A few paces later, the trail enters the woods, and the focus switches to the star attractions as the first toothed horror lurks in a glade. At 36 feet long and 12 feet high, Suchomimus is a fearsome creature. If the name doesn't ring a bell, it could be because the fossils on which the statue is based were only discovered in 1997.
Dinosaur Crossing meticulously recounts the story of the discovery of its less familiar dinosaurs, many of which were unearthed in the last 15 years, and the signage keeps pace with new theories about warm- and cold-blooded reptiles, the evolution of feathers, and paleontology's steady revisionism. This seems to be important for the dino-geeks among the visitors. Make no mistake: Many of the kids are far better versed in dinosaur study than their elders.

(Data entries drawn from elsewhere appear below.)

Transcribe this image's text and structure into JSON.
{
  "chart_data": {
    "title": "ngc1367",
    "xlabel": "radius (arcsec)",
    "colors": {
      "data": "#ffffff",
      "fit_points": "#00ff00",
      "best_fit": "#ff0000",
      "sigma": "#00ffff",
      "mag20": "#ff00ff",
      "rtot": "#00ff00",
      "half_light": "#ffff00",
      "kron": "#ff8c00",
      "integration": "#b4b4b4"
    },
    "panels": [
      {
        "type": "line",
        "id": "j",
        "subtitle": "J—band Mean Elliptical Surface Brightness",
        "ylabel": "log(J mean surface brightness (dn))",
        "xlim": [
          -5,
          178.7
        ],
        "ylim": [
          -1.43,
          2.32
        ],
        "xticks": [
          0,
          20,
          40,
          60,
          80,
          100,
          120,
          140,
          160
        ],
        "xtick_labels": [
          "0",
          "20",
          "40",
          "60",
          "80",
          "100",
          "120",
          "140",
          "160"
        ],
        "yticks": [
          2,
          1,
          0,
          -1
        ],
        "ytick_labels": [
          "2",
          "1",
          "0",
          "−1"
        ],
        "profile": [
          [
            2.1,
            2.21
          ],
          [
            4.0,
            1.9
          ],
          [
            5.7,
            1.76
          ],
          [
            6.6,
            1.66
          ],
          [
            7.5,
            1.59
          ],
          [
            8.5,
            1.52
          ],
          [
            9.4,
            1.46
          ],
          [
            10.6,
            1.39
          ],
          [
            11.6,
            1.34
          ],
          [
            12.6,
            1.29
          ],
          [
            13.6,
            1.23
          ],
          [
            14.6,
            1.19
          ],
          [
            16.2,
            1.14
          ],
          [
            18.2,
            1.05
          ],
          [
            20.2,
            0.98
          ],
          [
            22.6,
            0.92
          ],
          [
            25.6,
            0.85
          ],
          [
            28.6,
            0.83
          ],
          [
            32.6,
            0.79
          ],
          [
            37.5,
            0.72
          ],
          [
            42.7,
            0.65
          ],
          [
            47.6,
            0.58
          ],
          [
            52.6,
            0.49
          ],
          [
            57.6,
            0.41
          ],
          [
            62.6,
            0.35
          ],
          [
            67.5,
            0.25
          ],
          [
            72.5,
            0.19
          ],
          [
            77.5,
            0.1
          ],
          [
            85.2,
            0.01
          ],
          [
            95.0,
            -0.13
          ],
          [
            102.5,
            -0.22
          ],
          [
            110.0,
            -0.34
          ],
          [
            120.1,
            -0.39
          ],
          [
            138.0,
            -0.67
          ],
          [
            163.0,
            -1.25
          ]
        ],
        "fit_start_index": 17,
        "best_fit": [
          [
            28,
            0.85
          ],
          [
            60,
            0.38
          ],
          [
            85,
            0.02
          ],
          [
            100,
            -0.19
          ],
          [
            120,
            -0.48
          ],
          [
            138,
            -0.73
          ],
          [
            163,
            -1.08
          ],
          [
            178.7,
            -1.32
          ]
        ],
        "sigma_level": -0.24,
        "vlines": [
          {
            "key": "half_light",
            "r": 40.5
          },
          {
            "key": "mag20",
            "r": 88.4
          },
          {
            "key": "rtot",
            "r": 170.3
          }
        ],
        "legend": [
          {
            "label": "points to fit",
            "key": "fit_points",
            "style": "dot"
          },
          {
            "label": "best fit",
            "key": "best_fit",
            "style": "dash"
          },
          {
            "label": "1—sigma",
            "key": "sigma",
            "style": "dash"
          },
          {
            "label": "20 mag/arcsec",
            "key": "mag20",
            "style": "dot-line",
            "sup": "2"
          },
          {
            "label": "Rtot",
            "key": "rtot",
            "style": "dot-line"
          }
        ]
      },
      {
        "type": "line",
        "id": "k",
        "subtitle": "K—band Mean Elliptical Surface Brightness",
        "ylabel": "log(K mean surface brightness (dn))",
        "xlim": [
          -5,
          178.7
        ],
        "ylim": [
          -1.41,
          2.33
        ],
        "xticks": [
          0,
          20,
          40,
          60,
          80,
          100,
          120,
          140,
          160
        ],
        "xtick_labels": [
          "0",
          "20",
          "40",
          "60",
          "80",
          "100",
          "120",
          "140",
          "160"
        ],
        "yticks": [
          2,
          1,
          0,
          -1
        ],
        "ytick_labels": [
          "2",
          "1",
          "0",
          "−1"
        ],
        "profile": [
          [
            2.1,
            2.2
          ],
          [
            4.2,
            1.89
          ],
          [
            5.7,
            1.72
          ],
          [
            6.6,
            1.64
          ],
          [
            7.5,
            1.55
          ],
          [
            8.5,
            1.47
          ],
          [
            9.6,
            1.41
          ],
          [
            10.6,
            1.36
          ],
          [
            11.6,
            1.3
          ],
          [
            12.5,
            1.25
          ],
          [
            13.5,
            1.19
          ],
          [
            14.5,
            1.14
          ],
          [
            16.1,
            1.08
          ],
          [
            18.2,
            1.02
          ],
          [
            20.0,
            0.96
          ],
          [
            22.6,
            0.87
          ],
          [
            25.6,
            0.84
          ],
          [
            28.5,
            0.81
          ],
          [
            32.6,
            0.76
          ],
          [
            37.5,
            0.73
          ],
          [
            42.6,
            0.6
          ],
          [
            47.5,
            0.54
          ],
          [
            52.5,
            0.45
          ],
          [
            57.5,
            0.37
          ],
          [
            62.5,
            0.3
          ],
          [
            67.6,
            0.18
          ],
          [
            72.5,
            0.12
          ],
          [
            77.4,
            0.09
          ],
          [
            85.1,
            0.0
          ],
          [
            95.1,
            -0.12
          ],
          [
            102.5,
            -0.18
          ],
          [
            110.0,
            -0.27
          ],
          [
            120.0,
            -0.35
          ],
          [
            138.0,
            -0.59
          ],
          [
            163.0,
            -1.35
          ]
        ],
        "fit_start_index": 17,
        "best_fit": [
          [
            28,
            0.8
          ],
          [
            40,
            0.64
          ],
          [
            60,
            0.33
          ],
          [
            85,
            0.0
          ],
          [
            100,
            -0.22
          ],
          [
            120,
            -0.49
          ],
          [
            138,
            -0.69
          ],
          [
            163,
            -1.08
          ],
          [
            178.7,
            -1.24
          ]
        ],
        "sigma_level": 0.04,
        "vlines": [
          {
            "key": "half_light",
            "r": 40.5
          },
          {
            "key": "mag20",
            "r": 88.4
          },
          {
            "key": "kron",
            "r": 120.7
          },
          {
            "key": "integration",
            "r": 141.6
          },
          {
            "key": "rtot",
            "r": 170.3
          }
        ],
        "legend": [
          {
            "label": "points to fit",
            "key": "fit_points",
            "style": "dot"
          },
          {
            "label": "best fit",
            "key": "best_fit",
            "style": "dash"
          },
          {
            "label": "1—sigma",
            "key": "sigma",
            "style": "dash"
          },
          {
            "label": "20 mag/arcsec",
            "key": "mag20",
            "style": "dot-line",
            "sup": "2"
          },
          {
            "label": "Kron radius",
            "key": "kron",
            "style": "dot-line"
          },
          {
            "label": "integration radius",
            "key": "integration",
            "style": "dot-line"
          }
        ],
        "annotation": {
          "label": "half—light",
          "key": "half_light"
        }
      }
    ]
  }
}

But for the youngest children on the paths, the dinosaurs have a simple star power. Caden Babcock, 2, was making his second visit in as many days. He had come with his father and uncle and "he really wanted to come back," says mom, Amy, of Hope Valley, R.I. She holds him near the open jaws of a fearsome Ceratosaurus, which is depicted prowling near a Stegosaurus, duly noted as its probable Jurassic-era prey.
Minutes later, Zachary Harmon, 2, of Bristol, R.I., flees in mock horror from the same predator as his brother T.J. Masi, 14, examines the Stegosaurus more closely. Their mother Ellie Harmon says a friend told her about Dinosaur Crossing and she decided to bring the boys "because these guys really like dinosaurs."
"Well, mostly . . .," deadpans T.J.
The placement of more than 25 dinosaur replicas in this lush woodland suggesting their natural habitat makes the creatures seem more tangible than they would in a static museum display. There are no roars in the woods, no ground-shaking stomping -- but big dragonflies buzz around in a good imitation of the Cretaceous, bullfrogs croak from the marsh streams, the trees are aflutter with songbirds.
And, as the signs note, those birds are probably what the dinosaurs became.
Dinosaur Crossing, 1650 Route 85, Oakdale, Conn., 860-443-4367, dinosaurcrossing.com. Daily 10 a.m.-4 p.m. through Oct. 28; Splashpad closes Labor Day. Through Labor Day ages 2-59 $18, 60 and older $14. After Labor Day $9 and $8.